By Mike Malik, Chief Marketing Officer at Cirium
While at the Airline Strategy Awards dinner at the Honorable Artillery Company in London, 17 July, 2022, I had the opportunity to meet Jiri Marek, CEO of Air Serbia, and understand the airline’s opportunities.
Make no mistake about Air Serbia’s challenges. Serbia is a relatively small market for both business and leisure travel. Europe’s airline industry is also highly fragmented with large numbers of airlines competing for traffic within the continent. You can clearly see this fragmentation using Cirium’s Diio airline planning system, which shows more than 70 different airline brands offering at least 400,000 scheduled seats within Europe this summer quarter. Some are consolidated into larger groups (the multiple brands within IAG, for example). Still, the number of independent European airlines far exceeds the mere 13 airlines currently offering 400,000-plus seats this quarter within the U.S.
Air Serbia must compete with Wizz Air, a highly successful ultra-low-cost airline that currently flies to Belgrade from more than 20 cities across Europe. It also flies to the city of Niš, as does Ryanair. The Lufthansa Group, with its many affiliates (Swiss, Austrian, Eurowings, etc.) has a sizable presence in Serbia. An in-depth market analysis using the Diio system also reveals Turkish Airlines and Pegasus as major players in Serbia. Gulf carriers like Qatar Airways and flydubai also serve Belgrade.
Another Gulf carrier, Etihad, went on to play a major role in the development of Air Serbia. In 2013, it purchased a 49% stake in the airline, then branded as JAT Airways. This was part of Etihad’s strategy of buying up airlines around the world to feed more traffic into its Abu Dhabi hub. The newly-branded Air Serbia immediately began flying to Abu Dhabi from Belgrade.
Etihad’s strategy would unravel as many of the airlines it purchased (Jet Airways, Air Berlin, Virgin Australia, Alitalia, etc.) amassed heavy losses. By 2018 Air Serbia was no longer flying to Abu Dhabi. When the pandemic hit in 2020, Serbia’s government stepped in with financial support, reducing Etihad’s ownership stake to just 18%.
One legacy of the Etihad era, however, survives. In 2016, Air Serbia began nonstop Belgrade flights to New York JFK using an Etihad A330. The route remains today, representing Air Serbia’s only overseas service. It’s now, however, planning to add Chicago as well. A second A330 is on the way, which the airline plans to brand as its “Nikola Tesla” aircraft, honoring the Serbian-American inventor whose name is now synonymous with electric cars. Air Serbia has talked of perhaps launching flights to Beijing too. Toronto was another market occasionally discussed before the pandemic.

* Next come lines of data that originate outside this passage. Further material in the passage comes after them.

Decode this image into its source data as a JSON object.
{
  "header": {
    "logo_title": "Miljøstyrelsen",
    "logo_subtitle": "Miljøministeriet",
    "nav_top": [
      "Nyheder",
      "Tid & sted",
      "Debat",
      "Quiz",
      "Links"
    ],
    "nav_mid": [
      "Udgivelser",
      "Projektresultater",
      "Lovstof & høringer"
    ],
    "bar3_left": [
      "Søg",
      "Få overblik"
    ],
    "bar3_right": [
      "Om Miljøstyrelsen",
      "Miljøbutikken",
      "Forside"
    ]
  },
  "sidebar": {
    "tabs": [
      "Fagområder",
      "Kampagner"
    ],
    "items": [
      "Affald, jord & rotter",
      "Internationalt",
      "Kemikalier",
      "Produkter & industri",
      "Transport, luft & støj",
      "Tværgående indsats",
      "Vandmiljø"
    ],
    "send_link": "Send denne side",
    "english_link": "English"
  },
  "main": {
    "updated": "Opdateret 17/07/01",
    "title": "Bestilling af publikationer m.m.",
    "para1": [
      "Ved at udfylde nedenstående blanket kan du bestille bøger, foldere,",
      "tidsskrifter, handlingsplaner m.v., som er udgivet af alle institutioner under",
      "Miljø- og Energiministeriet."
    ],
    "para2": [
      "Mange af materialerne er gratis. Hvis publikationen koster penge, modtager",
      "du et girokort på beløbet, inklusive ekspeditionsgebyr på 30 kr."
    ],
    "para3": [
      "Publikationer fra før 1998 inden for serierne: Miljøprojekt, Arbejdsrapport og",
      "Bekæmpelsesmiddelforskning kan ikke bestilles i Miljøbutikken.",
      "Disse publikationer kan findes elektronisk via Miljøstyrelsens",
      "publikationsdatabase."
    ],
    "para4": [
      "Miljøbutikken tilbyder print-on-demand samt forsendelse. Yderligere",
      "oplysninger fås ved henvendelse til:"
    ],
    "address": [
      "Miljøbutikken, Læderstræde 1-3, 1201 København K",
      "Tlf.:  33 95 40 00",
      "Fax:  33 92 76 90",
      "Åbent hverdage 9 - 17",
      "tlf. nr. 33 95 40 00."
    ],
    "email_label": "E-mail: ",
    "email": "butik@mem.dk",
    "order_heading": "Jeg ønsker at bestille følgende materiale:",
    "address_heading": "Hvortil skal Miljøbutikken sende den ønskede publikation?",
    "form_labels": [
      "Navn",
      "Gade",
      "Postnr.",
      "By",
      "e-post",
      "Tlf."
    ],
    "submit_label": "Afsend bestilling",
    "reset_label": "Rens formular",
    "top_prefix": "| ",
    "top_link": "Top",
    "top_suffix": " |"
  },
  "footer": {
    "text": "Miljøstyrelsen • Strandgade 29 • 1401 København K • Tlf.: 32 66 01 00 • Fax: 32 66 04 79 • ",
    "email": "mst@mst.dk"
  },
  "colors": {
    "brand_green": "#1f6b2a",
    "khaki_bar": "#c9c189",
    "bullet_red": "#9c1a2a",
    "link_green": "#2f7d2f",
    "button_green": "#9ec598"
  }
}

Naturally, the COVID-19 crisis was rough on Air Serbia, but business is now coming back.
A schedule summary report in Diio shows the airline’s seat capacity down just 1% in the third quarter, versus the third quarter of 2019. Compared to the third quarter of 2018, Air Serbia’s seat capacity is up 13%. The pandemic helped in one respect: It severely impacted the businesses of regional competitors like Montenegro Airlines and Slovenia’s Adria Airways, to the degree that both suspended operations.
In 2019, according to Cirium data, Air Serbia carried 2.8m passengers, a double-digit jump from 2018. In other words, it was growing briskly prior to the COVID-19 crisis. That included traffic growth for its charter arm Aviolet. Also growing rapidly was revenue from ancillary sources. Going into this winter, the airline’s busiest routes from Belgrade, measured by seat capacity, will be Zurich, followed by Montenegro’s capital Podgorica.
Other major markets include Paris, Istanbul, and Moscow, where it maintains service.
Air Serbia doesn’t have size and scale as an advantage yet. But it is a survivor, and one with plans for more growth in the years ahead.